Бэлла томно смотрела на него. Вдруг, приглушенно вскрикнув, неожиданно опрокинулась навзничь. Это был первый обморок женщины в его присутствии. На секунду он растерялся. «Что делать? Что делать? – пульсировало в его мозгу. – Может, позвать на помощь ребят?» Но тут вспомнил, что делают в таких случаях благовоспитанные герои из прочитанных романов. Володя, быстро приподняв голову девушки, расстегнул клетчатую рубашку. Когда увидел обнаженные груди без бюстгальтера, до огненного удара в голову захотел поцеловать их. Но, сломив желание, стремглав бросился к ручью. Ибо – по написанному – герои всегда в подобных случаях бегали за водой.

Когда он вернулся, Бэлла как ни в чем не бывало стояла у куста, поправляя ворот рубашки.
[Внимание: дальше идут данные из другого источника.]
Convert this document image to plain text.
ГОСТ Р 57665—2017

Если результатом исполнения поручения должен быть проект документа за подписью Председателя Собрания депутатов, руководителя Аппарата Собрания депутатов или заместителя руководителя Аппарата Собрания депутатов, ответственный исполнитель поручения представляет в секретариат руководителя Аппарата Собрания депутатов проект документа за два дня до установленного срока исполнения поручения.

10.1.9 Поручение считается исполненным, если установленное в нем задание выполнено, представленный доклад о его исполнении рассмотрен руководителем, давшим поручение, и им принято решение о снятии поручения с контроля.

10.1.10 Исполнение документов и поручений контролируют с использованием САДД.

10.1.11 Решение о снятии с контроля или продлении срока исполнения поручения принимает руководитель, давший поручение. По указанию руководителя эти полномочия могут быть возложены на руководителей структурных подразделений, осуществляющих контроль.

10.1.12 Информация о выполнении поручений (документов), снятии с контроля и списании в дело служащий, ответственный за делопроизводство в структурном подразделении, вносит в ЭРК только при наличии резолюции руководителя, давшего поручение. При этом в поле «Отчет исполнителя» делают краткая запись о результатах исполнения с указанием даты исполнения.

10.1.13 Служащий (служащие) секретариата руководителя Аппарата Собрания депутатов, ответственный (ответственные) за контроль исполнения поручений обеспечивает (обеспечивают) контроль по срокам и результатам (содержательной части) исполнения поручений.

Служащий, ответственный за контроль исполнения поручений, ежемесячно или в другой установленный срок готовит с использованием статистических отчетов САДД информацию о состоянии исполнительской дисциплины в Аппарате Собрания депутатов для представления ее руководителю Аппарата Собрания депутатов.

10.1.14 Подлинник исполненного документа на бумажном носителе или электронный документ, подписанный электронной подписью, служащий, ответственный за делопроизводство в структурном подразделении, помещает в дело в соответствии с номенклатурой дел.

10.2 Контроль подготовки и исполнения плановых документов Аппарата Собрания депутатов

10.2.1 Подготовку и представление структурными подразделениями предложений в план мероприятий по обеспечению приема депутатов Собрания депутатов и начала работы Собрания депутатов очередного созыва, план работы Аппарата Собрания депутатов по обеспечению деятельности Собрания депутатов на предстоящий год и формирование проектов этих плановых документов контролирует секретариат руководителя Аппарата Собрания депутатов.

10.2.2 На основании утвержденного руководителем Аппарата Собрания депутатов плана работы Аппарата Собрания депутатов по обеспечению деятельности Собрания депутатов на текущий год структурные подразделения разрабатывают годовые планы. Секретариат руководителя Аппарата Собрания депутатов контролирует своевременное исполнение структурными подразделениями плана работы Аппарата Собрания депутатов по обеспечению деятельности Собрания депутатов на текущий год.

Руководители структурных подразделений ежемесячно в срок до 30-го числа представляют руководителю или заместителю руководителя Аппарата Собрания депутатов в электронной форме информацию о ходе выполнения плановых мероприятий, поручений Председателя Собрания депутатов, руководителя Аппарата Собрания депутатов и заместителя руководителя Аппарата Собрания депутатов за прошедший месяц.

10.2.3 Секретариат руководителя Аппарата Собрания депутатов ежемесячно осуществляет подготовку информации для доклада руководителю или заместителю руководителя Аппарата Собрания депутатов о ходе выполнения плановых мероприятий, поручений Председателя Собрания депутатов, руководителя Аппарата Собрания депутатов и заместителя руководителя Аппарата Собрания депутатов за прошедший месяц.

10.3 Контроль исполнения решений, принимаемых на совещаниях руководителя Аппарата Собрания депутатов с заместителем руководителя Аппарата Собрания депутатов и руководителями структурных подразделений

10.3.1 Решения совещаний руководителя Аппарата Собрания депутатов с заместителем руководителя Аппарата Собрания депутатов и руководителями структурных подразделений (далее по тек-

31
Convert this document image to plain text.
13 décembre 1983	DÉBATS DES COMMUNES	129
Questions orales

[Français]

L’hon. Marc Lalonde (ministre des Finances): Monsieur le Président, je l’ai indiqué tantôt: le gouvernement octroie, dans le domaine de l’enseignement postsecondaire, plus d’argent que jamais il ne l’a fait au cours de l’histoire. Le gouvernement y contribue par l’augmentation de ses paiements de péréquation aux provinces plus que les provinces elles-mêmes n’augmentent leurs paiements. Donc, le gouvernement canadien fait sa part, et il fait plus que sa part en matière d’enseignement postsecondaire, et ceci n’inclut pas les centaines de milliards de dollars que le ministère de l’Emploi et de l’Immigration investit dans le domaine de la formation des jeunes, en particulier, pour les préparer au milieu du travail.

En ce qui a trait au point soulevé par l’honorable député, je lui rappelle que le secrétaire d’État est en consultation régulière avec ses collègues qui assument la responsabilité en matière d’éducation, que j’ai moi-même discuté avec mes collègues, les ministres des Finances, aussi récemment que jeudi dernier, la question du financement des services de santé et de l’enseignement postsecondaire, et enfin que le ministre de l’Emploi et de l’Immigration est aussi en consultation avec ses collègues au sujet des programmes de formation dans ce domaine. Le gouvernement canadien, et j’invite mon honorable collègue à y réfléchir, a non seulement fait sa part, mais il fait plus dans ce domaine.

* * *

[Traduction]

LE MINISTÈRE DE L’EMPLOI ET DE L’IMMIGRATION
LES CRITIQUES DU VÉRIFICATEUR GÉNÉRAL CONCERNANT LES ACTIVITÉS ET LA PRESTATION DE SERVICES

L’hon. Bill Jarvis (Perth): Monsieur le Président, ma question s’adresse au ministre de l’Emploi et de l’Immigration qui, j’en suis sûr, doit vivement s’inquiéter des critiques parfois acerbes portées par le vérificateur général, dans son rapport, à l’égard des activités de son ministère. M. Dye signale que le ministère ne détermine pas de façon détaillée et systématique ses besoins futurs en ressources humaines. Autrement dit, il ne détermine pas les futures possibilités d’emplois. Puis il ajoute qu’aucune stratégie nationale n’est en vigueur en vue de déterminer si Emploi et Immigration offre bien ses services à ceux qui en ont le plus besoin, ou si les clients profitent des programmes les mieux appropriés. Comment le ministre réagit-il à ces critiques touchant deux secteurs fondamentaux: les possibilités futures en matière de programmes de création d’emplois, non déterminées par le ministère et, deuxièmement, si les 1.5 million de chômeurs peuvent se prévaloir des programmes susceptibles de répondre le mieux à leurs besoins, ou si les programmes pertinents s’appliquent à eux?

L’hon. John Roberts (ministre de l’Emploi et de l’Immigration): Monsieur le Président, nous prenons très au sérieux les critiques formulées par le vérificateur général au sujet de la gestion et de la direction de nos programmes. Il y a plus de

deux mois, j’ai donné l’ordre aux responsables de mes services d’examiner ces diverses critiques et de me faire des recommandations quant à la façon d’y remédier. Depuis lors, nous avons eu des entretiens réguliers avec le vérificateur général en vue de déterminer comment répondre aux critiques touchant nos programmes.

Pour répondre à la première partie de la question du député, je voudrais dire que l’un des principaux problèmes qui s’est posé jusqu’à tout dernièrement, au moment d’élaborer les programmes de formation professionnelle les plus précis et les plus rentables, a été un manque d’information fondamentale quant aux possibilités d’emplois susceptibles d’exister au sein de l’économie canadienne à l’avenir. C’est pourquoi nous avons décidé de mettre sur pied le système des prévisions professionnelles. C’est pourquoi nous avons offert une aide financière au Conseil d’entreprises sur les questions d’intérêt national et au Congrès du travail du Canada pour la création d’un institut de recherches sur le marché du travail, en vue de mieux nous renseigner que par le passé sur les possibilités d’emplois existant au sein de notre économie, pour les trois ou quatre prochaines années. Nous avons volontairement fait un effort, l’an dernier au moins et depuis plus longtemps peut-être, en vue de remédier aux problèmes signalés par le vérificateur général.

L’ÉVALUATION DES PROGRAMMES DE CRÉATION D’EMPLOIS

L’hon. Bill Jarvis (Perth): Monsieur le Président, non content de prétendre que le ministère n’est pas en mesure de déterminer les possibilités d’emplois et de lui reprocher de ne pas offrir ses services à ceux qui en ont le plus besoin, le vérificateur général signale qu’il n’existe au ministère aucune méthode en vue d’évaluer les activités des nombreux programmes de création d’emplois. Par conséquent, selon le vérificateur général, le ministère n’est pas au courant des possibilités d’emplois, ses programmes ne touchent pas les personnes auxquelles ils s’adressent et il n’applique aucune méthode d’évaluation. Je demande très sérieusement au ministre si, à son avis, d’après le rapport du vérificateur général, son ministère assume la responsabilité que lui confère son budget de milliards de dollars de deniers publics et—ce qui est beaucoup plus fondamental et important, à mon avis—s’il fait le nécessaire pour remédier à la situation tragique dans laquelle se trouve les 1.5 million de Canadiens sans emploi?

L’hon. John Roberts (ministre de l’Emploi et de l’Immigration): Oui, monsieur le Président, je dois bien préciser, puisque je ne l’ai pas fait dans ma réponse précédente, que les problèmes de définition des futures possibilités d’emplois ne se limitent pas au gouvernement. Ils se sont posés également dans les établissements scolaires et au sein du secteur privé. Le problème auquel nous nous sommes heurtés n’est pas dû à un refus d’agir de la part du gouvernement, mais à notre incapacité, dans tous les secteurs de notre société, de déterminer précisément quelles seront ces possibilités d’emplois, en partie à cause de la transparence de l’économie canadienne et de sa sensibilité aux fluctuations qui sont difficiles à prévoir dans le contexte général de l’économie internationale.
Родниковая вода была ей не нужна.

– Вот водичка…

Девушка с ухмылкой посмотрела на Снегирева и размеренными шагами пошла к костру, там несколько боевых друзей под гитару исполняли песни.

– Я сделал что-то не так? – спросил Володя, догнав ее.

Она кратко ответила:

– Нет!

Потом добавила:

– Ты неловкий какой-то…Но все равно – спасибо за вечер.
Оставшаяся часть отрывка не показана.